= Alfred L. Wilds =

American academic (1915–2002)

Alfred Lawrence Wilds (1 March 1915 - 4 July 2002) was a professor emeritus of chemistry at the University of Wisconsin in Madison.

He graduated at the University of Michigan in 1937 and earned a Ph.D. in 1939.

His doctoral research was done under the guidance of Professor Werner E. Bachmann at Michigan at a time (the mid-1930s) when modern organic chemistry and synthesis was just starting to emerge.
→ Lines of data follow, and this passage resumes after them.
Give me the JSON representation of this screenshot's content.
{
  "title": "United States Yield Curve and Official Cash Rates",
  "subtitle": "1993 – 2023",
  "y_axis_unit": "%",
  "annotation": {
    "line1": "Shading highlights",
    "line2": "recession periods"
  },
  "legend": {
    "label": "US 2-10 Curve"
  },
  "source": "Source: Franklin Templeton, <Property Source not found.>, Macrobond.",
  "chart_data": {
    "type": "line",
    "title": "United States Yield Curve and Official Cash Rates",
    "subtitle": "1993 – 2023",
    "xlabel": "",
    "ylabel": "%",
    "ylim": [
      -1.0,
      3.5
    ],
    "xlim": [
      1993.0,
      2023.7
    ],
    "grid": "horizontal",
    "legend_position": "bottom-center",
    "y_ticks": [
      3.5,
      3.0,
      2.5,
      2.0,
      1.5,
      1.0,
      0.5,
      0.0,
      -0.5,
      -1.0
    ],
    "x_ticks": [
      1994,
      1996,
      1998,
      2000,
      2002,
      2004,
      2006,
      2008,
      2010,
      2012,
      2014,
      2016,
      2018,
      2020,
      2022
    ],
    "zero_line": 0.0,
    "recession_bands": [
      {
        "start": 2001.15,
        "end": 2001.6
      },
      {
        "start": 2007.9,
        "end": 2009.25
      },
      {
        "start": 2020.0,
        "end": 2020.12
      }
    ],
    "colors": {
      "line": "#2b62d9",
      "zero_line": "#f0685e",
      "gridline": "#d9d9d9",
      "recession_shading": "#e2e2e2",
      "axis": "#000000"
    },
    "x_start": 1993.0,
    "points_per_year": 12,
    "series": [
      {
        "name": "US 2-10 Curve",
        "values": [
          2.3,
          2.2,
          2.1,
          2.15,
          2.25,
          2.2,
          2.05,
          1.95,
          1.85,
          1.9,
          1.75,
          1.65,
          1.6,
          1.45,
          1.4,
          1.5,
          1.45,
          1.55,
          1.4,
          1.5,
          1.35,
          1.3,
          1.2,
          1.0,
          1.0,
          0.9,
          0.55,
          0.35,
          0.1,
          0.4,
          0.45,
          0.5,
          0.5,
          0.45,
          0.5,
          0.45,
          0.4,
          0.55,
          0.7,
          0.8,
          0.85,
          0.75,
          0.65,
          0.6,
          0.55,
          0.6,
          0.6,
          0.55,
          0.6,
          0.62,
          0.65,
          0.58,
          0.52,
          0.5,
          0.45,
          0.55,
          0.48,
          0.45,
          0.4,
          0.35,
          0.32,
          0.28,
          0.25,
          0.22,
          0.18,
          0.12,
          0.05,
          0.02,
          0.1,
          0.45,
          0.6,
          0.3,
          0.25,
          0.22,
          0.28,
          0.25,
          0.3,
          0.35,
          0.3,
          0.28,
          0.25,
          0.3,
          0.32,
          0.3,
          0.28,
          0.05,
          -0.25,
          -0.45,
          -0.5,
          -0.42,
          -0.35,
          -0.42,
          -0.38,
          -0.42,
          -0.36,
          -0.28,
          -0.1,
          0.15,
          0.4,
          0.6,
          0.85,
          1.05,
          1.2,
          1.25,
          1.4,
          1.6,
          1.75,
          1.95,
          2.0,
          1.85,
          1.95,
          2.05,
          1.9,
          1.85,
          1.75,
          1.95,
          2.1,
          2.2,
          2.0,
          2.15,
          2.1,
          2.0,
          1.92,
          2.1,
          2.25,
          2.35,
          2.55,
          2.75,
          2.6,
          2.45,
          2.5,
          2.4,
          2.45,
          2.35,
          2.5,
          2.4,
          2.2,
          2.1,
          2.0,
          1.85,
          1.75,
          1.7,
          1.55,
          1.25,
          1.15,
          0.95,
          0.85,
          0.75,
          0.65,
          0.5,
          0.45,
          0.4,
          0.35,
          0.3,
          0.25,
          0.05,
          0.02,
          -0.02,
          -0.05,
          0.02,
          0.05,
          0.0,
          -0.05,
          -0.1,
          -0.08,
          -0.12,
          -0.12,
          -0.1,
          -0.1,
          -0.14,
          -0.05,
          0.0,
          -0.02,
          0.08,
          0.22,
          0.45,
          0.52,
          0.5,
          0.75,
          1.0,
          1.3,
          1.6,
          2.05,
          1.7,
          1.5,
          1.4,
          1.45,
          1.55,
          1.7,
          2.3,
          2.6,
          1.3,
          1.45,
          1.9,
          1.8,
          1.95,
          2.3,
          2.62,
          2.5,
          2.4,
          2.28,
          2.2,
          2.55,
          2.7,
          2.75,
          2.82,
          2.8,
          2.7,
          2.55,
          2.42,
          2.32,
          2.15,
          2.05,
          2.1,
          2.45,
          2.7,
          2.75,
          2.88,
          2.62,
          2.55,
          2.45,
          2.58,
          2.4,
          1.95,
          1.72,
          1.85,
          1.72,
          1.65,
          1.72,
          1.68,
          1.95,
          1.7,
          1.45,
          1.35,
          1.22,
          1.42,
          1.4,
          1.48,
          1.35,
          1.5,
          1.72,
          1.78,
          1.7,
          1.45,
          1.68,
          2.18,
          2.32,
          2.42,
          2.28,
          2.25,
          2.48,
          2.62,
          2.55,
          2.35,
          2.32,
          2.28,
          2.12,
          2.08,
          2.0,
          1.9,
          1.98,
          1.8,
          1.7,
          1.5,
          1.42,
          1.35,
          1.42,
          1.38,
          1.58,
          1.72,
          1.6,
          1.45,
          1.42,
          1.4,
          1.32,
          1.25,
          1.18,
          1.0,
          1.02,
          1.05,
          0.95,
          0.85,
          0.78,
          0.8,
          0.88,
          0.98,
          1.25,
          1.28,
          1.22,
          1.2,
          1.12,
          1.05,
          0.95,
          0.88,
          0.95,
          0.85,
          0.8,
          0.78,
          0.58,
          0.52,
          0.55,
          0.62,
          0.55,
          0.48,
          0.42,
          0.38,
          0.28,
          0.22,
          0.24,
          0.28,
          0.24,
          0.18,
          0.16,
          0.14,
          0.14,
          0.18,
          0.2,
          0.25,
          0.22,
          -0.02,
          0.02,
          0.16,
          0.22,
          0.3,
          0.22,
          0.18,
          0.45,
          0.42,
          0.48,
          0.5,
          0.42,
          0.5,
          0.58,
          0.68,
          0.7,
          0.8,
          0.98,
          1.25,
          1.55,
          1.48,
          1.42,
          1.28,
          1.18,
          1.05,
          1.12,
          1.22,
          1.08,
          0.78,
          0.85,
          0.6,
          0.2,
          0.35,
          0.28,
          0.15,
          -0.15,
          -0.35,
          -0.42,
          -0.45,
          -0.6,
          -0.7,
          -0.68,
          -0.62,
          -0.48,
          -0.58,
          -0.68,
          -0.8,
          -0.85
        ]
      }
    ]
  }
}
His thesis work is hailed even today as a major and revolutionary break with the past. The total synthesis of the steroidal sex hormone equilenin, published in the Journal of the American Chemical Society in 1940, was the first successful total synthesis of a complex natural product. In the context of the time, it was not a widely disseminated view that chemical structures of this degree of structural and stereochemical complexity could indeed be made from common starting chemicals. The Vitalism theory still distorted many people's views as to the relationship between "ordinary" chemicals and such esoterica as animal-isolated sex hormones. So the "Bachmann, Cole and Wilds" paper is widely recognized as inaugurating the modern era of chemical synthesis of complex medicinally important structures. 70+ years later, synthesis of such complex targets as HIV protease inhibitors are as a result of the equilenin synthesis by Al Wilds.

He was married to Carolyn Simcock Wilds.